The Risks and Precautions You Need to Take
- Those with cardiovascular issues should consider consulting a doctor before going to a sauna because switching between the heat of a sauna and cold water in a swimming pool is not good as it can raise blood pressure.
- Sauna use may also cause blood pressure to fall, so people with low blood pressure should discuss with their doctor to make sure sauna use is safe.
- Saunas make the user sweat and this could lead to dehydration, people with kidney issues are at a greater risk. Also, avoid drinking while in the sauna as this can cause extreme dehydration.
What is a Far-Infrared Sauna?
Far-infrared saunas are different from the traditional wood-burning and electrically-heated saunas, these make use of special lamps use light waves to heat a person’s body, not the entire room. Such temperatures are typically lower than other saunas (around 60C), but the person sweats in a similar way. FIRs are typically recommended for people with mobility problems and health issues that make it difficult for them to be in the high temperatures normally found in a sauna.
What are Steam Rooms?
These are different from saunas. Instead of dry heat or lights, a steam room involves high humidity and moist heat.
Myths Around Saunas
There are quite a few misconceptions about saunas, such as the fact that they aid in weight loss. It is possible to lose about a few pounds after using a sauna, but this weight loss is due to fluid loss, not fat.
Fun Facts About Saunas
- There are around 3.5 million saunas in Finland for a population of 5.3 million.
- Previously, the Finnish would go to the sauna every day. At the start of the 20th century, Finnish would go sauna bathing twice a week.

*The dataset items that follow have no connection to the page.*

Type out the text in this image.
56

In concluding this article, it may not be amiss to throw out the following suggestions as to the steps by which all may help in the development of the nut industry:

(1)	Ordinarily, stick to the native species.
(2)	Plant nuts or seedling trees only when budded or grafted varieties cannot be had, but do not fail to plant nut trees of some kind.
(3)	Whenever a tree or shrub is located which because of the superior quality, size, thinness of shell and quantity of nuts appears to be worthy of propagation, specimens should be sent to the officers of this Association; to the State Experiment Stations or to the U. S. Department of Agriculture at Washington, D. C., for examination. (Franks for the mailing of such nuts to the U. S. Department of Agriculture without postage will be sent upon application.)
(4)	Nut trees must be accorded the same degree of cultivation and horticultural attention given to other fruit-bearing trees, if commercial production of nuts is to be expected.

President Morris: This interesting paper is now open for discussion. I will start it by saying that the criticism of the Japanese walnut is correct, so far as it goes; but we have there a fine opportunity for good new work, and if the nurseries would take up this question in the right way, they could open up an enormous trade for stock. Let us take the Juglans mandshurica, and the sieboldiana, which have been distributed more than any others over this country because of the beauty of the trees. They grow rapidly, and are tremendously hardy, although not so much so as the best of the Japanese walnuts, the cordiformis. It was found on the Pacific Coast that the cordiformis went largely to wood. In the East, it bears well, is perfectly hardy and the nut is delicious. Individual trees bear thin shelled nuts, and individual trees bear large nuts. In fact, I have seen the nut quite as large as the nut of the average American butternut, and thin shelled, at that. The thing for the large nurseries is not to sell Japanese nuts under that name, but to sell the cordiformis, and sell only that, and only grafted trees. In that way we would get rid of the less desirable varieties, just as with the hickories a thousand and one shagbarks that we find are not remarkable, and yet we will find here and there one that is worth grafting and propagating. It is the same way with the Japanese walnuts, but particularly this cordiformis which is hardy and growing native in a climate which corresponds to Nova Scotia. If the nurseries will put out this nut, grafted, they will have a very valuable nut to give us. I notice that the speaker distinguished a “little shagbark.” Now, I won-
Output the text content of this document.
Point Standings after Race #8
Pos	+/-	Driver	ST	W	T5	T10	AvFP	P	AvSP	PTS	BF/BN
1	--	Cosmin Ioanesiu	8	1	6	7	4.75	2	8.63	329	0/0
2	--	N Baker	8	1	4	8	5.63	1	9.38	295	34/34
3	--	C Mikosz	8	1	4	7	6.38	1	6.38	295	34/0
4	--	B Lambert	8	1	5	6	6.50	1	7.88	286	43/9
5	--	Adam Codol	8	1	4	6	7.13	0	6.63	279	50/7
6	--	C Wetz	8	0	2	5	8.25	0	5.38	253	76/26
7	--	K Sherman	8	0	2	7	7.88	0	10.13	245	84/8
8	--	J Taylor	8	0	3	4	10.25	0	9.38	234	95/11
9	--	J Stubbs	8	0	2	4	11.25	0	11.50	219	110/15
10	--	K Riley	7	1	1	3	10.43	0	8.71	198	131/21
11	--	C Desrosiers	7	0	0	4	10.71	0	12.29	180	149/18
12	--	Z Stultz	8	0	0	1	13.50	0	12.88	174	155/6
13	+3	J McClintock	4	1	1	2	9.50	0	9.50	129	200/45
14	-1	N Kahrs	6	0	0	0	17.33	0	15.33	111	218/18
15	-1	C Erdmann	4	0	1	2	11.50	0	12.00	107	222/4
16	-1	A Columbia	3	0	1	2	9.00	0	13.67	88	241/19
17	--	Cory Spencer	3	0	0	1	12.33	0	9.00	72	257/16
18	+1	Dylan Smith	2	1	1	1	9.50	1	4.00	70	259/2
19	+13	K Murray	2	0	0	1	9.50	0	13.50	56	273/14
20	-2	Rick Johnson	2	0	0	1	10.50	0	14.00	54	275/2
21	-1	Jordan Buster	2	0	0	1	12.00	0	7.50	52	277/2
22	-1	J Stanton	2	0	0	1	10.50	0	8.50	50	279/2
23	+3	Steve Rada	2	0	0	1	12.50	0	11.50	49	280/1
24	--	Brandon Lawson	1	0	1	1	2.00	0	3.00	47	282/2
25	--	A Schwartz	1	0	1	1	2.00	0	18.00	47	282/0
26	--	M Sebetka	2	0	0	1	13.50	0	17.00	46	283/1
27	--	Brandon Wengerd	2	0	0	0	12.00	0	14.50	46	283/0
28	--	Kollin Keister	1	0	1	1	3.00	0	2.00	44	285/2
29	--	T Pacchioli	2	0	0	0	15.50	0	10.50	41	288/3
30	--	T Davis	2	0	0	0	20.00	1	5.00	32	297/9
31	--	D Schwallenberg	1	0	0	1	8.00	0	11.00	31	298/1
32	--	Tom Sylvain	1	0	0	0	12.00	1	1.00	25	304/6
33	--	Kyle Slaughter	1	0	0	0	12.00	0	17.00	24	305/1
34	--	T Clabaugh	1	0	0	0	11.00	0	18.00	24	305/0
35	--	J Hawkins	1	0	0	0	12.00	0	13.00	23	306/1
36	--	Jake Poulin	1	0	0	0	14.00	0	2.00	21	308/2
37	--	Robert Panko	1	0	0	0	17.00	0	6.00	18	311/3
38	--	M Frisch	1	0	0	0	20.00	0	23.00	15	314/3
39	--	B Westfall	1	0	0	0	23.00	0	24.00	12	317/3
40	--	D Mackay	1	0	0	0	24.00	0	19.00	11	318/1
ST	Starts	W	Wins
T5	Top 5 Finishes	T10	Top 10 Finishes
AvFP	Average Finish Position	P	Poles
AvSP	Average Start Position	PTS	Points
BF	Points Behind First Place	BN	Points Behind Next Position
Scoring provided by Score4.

- Sauna is associated with healing, traditional medicine, and wellness. Whilst massage, cupping and body balancing are still practiced in the heat of the sauna, in the sterile heat. Normal sauna bathing is highly effective for the treatment of many ailments and diseases, from colds to cardiovascular difficulties.
- The Finnish had excellent personal hygiene.
- Church-going Finnish still typically sauna bathe the night before religious holidays and events.
All in all, saunas are safe for the body, but there is little evidence that they have health benefits beyond relaxation and a good feeling of well-being.